Après quelques boulots, comme sa première vraie « job » à la carrière de marbre de Philipsburg, Gaston trouve sa voie et ouvre à Bedford la quincaillerie Handy-Handy rue principale. Quelques années plus tard, expansion oblige, il déménage son commerce à Cowansville, toujours sous la même bannière. C’est à cet endroit qu’on viendra le chercher pour lui offrir la gérance d’un K-Mart à Montréal-Nord. C’est le défi qu’attendait Gaston, car en quelques années, il en a fait l’un des plus rentables au Canada.

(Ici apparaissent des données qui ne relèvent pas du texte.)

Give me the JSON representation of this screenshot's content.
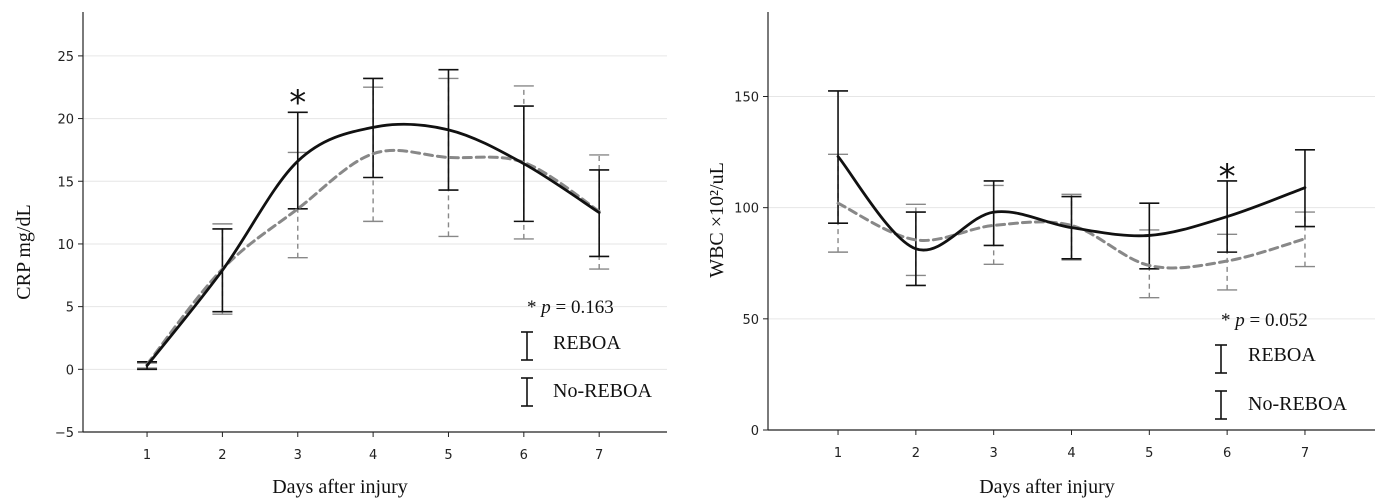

Gaston et Gabrielle ont eu deux enfants : Agathe et René, et là encore le destin tragique brise le cœur d’un père, lorsque sa fille décède à six ans, frappée bêtement par un automobiliste alors qu’elle revenait de sa première semaine d’école. La famille habitait Farnham à l’époque. Malgré ce drame, la vie continue inexorablement, le travail, la vie de couple, la famille, les fins de semaine au chalet à Saint-Armand. Aujourd’hui le fils est un homme d’affaire prospère qui vit à Chambly, qui pilote son propre avion pour aller faire « négoce » (tel père tel fils) jusqu’au fin fond de l’Abitibi.

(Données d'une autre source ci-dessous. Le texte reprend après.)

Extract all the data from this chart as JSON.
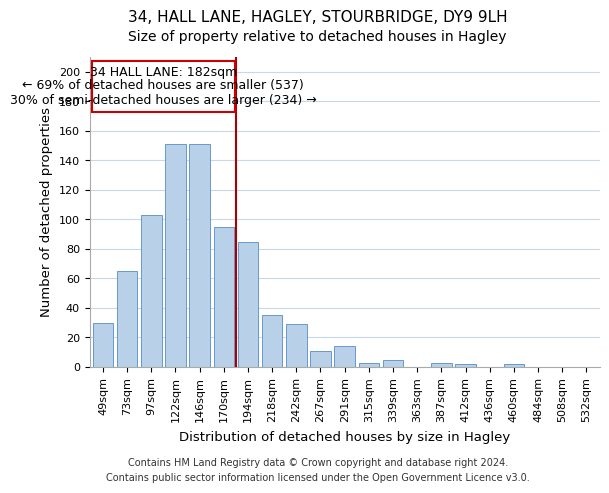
{
  "title": "34, HALL LANE, HAGLEY, STOURBRIDGE, DY9 9LH",
  "subtitle": "Size of property relative to detached houses in Hagley",
  "xlabel": "Distribution of detached houses by size in Hagley",
  "ylabel": "Number of detached properties",
  "bar_color": "#b8d0e8",
  "bar_edge_color": "#6699cc",
  "categories": [
    "49sqm",
    "73sqm",
    "97sqm",
    "122sqm",
    "146sqm",
    "170sqm",
    "194sqm",
    "218sqm",
    "242sqm",
    "267sqm",
    "291sqm",
    "315sqm",
    "339sqm",
    "363sqm",
    "387sqm",
    "412sqm",
    "436sqm",
    "460sqm",
    "484sqm",
    "508sqm",
    "532sqm"
  ],
  "values": [
    30,
    65,
    103,
    151,
    151,
    95,
    85,
    35,
    29,
    11,
    14,
    3,
    5,
    0,
    3,
    2,
    0,
    2,
    0,
    0,
    0
  ],
  "ylim": [
    0,
    210
  ],
  "yticks": [
    0,
    20,
    40,
    60,
    80,
    100,
    120,
    140,
    160,
    180,
    200
  ],
  "vline_x_index": 5.5,
  "vline_color": "#aa0000",
  "annotation_line1": "34 HALL LANE: 182sqm",
  "annotation_line2": "← 69% of detached houses are smaller (537)",
  "annotation_line3": "30% of semi-detached houses are larger (234) →",
  "footer_line1": "Contains HM Land Registry data © Crown copyright and database right 2024.",
  "footer_line2": "Contains public sector information licensed under the Open Government Licence v3.0.",
  "background_color": "#ffffff",
  "grid_color": "#c8d8e8",
  "title_fontsize": 11,
  "subtitle_fontsize": 10,
  "axis_label_fontsize": 9.5,
  "tick_fontsize": 8,
  "annotation_fontsize": 9,
  "footer_fontsize": 7
}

Le mauvais sort s’acharne encore une fois sur Gaston, alors qu’il fait la triste découverte de sa femme morte à la maison. A 62 ans, Gabrielle avait un cœur fragile, et elle laisse derrière elle deux hommes en peine.
Les années tranquilles
Malgré tout, Gaston ne baisse pas les bras. Afin de combler le vide, il s’engage dans le communautaire, et à cinquante ans, il devient conseiller municipal à Saint-Armand, sous la gouverne du maire Maxime Hamon. Nous sommes en 1971, et les mandats d’alors durent deux ans. Le maire Hamon se sait malade. Ne pouvant finir son terme, il propose à son conseil d’être remplacé par Gaston, proposition acceptée, une seule opposition, adopté, Gaston devient maire par intérim. Par deux fois, la population lui accordera son vote avant qu’il subisse la défaite par 12 voix seulement. À cette époque, gérer une municipalité n’était pas aussi complexe qu’aujourd’hui, si bien que les assemblées sont courtes, la charge de travail relativement simple et que les « octrois » du gouvernement aident grandement au casse-tête financier de la municipalité. Deux projets majeurs accaparent les élus durant les années Dandurand, soit la construction du garage municipal, permettant ainsi de centraliser la machinerie qui dans certains cas pouvait dormir à la belle étoile durant des mois aux quatre coins de la municipalité. Ensuite la rénovation de la gare (donc l’hôtel de ville), car le bâtiment en a grandement besoin. Les tuiles d’ardoise étaient plus que centenaires, devenues dangereuses, leur remplacement était impératif, et on a dû aller jusqu’aux États-Unis pour en dénicher.
Durant ces années à la mairie, Gaston aura été un maire économe, soucieux de la bonne santé financière de sa municipalité. Pour preuve : lors d’une assemblée générale de l’Union des municipalités du Québec, le président appelle ses membres à suivre l’exemple d’une petite municipalité du sud de la province, en matière de bonne gestion financière, et invite les élus à rencontrer son maire : M.Gaston Dandurand. Ovation monstre. Gaston assis avec le maire de Farnham n’en revient tout simplement pas. Gérer une municipalité était comme une seconde nature pour lui. Voir à l’entretien des chemins, éviter les chicanes entre paroissiens, s’assurer d’avoir les moyens de mener tel ou tel projet à terme, voilà ce qui motivait le maire.
Il dit ne pas avoir de regrets, qu’il a aimé ces années passées au service des gens, et qu’en fait, après la défaite, il était « quasiment content » de perdre le pouvoir et de prendre du repos. Ainsi il peut faire comme plusieurs ; partir en Floride durant l’hiver, ce qu’il fait depuis 18 ans maintenant.
Aujourd’hui Gaston vit des jours paisibles, heureux et sans souci, vaquant à ses petites occupations. Peut-être aurait-t-il eu quelques papillons le 6 novembre prochain en s’approchant de l’isoloir du bureau de votes.